- Developer(s): Topstitch Games
- Publisher(s): Topstitch Games
- Platform(s): macOS Microsoft Windows Nintendo Switch PlayStation 4 Xbox One
- Release: August 17, 2018
- Genre(s): Action
- Mode(s): Single-player, multiplayer

= Treadnauts =

2018 video game

Treadnauts is a 2D multiplayer action video game developed by Topstitch Games. Treadnauts was released on August 17, 2018 for macOS, Microsoft Windows, Nintendo Switch, PlayStation 4, and Xbox One.

== Gameplay ==
The players take control of a tank on the field with different maps while shooting another tank in a competitive playground and it contains 2-4 players.
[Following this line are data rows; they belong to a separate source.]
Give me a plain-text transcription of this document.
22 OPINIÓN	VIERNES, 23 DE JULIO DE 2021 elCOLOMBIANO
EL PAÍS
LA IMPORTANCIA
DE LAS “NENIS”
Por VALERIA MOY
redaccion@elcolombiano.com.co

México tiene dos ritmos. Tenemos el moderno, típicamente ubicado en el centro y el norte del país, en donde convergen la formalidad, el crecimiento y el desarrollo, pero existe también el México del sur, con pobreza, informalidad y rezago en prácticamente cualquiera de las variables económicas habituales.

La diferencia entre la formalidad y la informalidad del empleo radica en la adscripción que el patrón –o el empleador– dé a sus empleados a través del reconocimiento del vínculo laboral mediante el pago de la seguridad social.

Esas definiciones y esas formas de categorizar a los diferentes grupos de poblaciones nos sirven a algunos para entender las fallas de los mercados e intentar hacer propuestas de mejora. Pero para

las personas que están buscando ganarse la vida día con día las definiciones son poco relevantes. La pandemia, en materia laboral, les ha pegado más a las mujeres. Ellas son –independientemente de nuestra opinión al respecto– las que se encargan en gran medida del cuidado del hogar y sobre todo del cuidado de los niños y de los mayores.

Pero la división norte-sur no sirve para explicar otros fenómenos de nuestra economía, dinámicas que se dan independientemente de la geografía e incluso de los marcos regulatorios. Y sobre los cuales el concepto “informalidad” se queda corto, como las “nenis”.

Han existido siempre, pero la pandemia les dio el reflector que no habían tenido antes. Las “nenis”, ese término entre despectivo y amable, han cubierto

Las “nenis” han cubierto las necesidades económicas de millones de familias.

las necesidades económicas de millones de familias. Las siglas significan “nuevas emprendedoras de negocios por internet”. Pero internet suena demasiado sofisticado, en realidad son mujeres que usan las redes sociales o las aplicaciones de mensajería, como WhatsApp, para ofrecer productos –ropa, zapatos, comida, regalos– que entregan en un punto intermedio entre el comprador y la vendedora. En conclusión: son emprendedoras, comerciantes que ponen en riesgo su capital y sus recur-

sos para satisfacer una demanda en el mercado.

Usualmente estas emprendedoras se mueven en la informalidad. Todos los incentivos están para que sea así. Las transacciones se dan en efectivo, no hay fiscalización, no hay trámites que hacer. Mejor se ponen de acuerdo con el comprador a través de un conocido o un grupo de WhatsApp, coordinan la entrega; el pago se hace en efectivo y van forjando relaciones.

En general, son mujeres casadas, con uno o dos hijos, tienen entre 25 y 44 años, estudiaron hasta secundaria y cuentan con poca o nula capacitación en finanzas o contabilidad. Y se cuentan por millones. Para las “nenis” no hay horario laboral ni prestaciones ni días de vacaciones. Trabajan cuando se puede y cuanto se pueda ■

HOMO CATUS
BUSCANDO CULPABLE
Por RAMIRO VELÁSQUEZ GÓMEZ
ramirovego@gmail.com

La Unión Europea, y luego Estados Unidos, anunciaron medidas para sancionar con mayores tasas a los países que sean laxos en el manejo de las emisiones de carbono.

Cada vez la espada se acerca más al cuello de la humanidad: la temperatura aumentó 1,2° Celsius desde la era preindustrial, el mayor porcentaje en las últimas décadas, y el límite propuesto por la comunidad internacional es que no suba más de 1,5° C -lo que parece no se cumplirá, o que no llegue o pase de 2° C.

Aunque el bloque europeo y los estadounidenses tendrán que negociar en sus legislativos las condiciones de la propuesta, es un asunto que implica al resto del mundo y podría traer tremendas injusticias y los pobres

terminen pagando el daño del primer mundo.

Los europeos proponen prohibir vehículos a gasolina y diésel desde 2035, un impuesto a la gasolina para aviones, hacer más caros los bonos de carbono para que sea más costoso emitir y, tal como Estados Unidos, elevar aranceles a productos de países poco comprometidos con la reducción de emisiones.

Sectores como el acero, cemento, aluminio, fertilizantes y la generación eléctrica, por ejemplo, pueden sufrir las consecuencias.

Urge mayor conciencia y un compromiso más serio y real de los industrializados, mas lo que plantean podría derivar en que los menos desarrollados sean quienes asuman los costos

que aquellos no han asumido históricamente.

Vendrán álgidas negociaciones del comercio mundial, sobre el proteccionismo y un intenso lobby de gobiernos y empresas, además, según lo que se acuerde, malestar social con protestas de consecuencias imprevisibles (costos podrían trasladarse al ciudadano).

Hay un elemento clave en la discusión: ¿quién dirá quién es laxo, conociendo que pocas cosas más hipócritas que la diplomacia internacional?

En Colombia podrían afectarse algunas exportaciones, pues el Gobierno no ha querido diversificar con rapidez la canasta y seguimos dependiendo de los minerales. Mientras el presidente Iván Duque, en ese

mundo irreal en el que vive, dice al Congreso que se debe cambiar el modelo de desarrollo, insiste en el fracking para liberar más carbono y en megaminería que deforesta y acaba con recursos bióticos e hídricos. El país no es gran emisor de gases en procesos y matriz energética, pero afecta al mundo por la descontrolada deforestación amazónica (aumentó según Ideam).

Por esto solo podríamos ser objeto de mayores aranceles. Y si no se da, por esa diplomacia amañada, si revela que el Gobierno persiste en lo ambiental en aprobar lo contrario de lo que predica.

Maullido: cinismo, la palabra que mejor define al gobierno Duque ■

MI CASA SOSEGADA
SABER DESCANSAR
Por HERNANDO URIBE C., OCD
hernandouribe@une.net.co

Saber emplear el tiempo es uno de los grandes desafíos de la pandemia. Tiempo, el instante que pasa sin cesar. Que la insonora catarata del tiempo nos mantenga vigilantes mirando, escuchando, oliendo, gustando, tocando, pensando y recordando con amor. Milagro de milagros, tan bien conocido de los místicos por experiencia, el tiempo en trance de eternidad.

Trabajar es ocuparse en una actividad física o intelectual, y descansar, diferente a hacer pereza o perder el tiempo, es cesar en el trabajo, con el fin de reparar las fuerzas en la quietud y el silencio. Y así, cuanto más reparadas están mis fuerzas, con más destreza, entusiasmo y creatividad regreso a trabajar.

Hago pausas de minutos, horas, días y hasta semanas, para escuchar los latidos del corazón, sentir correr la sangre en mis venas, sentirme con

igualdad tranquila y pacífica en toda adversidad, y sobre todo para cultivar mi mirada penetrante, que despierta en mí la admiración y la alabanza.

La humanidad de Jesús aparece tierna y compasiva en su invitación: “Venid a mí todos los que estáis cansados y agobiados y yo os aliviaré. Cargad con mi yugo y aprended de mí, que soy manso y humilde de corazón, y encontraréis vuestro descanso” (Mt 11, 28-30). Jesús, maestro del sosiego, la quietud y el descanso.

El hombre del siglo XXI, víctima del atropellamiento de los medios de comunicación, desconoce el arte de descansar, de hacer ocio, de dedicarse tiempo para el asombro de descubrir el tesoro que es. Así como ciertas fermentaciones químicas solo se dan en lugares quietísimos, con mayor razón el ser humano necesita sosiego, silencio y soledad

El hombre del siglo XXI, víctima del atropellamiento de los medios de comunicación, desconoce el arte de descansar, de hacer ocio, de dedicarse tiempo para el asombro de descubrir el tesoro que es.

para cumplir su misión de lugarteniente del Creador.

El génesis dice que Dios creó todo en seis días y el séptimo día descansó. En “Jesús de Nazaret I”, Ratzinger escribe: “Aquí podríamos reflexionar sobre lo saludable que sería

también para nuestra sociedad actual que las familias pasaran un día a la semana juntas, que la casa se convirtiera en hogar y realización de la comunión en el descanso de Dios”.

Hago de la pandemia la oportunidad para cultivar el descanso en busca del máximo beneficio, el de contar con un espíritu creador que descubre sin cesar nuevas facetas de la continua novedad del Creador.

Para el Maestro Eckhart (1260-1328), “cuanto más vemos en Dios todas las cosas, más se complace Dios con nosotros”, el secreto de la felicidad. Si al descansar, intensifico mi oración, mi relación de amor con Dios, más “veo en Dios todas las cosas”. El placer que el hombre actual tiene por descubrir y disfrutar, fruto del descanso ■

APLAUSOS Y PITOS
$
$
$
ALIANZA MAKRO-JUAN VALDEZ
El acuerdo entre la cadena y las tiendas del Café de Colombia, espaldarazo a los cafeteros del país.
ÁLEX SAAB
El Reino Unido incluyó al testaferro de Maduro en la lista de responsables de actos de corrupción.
Various power-ups can be picked on the crate like laser guns, camouflage, jetpack, and others. players can fire boosters while hopping into mid-air. the game also has a singleplayer mode for a player to practice their shooting range.

== Reception ==
Treadnauts received a 7.5/10 rating on NintendoWorldReport with praise going to the game's local multiplayer, controls and physics while also criticizing its lack of single-player content. Treadnauts has won Casual Connect Indie Prize: Best Multiplayer Game, Seattle Indie Game Competition Finalist., iFest People's Choice Award 2017 and also PAX West 2018.